### David Robinson

Data Scientist at Stack Overflow, works in R and Python.

# A Million Lines of Bad Code

This is the story of some bad code I wrote.

Early in my undergraduate days, I was working on a Java program that had to read a 6 MB file (a bacterial genome in FASTA format) into a string. I did this with a for loop that on each iteration concatenated on to a string. It looked something like:

BufferedReader reader = new BufferedReader( new FileReader (file));
String line = null;
String text = "";

text = text + line;
}


Building a string with a series of concatenations like this is extremely inefficient, meaning it took (no exaggeration) 40 minutes to read the file (here are a few better ways to do it). And this was a program that, once it had read the file, took maybe 10 seconds to run. For two days I actually worked that way: I’d make a change to the code, start the program running, and watch an entire episode of LOST while I waited. “Argh, made a mistake on line 12! Start again.”

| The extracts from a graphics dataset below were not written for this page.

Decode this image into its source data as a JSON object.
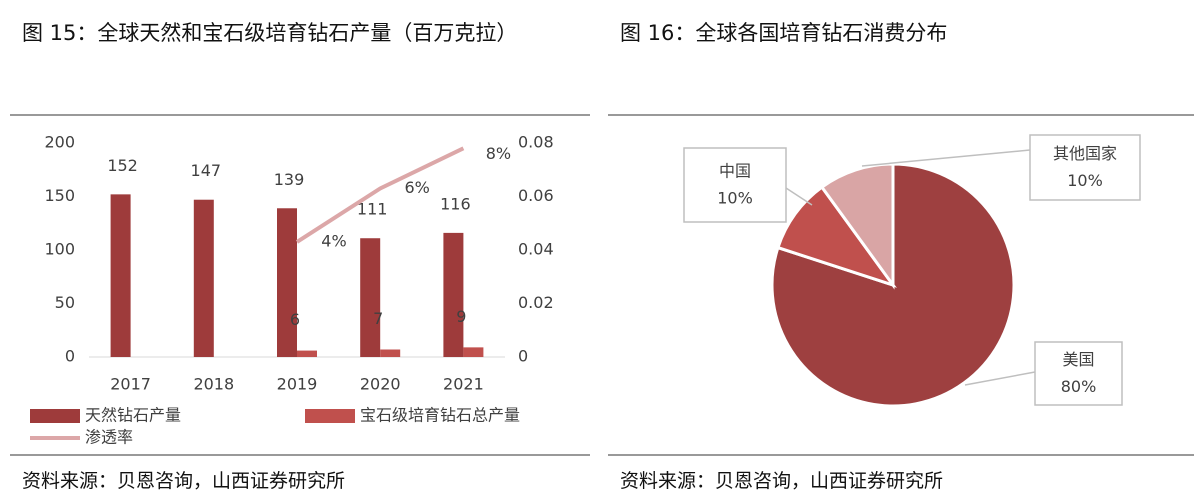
{
  "chart_data": [
    {
      "type": "bar",
      "title": "图 15：全球天然和宝石级培育钻石产量（百万克拉）",
      "source": "资料来源：贝恩咨询，山西证券研究所",
      "categories": [
        "2017",
        "2018",
        "2019",
        "2020",
        "2021"
      ],
      "series": [
        {
          "name": "天然钻石产量",
          "color": "#9e3b3b",
          "values": [
            152,
            147,
            139,
            111,
            116
          ]
        },
        {
          "name": "宝石级培育钻石总产量",
          "color": "#c0504d",
          "values": [
            null,
            null,
            6,
            7,
            9
          ]
        },
        {
          "name": "渗透率",
          "type": "line",
          "axis": "y2",
          "color": "#dca7a8",
          "values": [
            null,
            null,
            0.043,
            0.063,
            0.078
          ],
          "value_labels": [
            null,
            null,
            "4%",
            "6%",
            "8%"
          ]
        }
      ],
      "ylim": [
        0,
        200
      ],
      "yticks": [
        0,
        50,
        100,
        150,
        200
      ],
      "y2lim": [
        0,
        0.08
      ],
      "y2ticks": [
        0,
        0.02,
        0.04,
        0.06,
        0.08
      ]
    },
    {
      "type": "pie",
      "title": "图 16：全球各国培育钻石消费分布",
      "source": "资料来源：贝恩咨询，山西证券研究所",
      "categories": [
        "美国",
        "中国",
        "其他国家"
      ],
      "values": [
        80,
        10,
        10
      ],
      "value_labels": [
        "80%",
        "10%",
        "10%"
      ],
      "colors": [
        "#9e4040",
        "#c0504d",
        "#d9a5a5"
      ]
    }
  ]
}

After many repetitions, I thought “there must be a better way.” I discovered that I could write a loop in Perl that would read the genome in less than one second. (I wasn’t any better at Perl than I was at Java, I just got lucky). So I wrote a Perl script that read in the file, combined it, and printed it out as a single line. Then I had my Java program call the Perl script through the command line, capture the printed output, and save that as the string.

If I still had that program, I would post it on my wall to ensure I never shame someone about their “bad code.”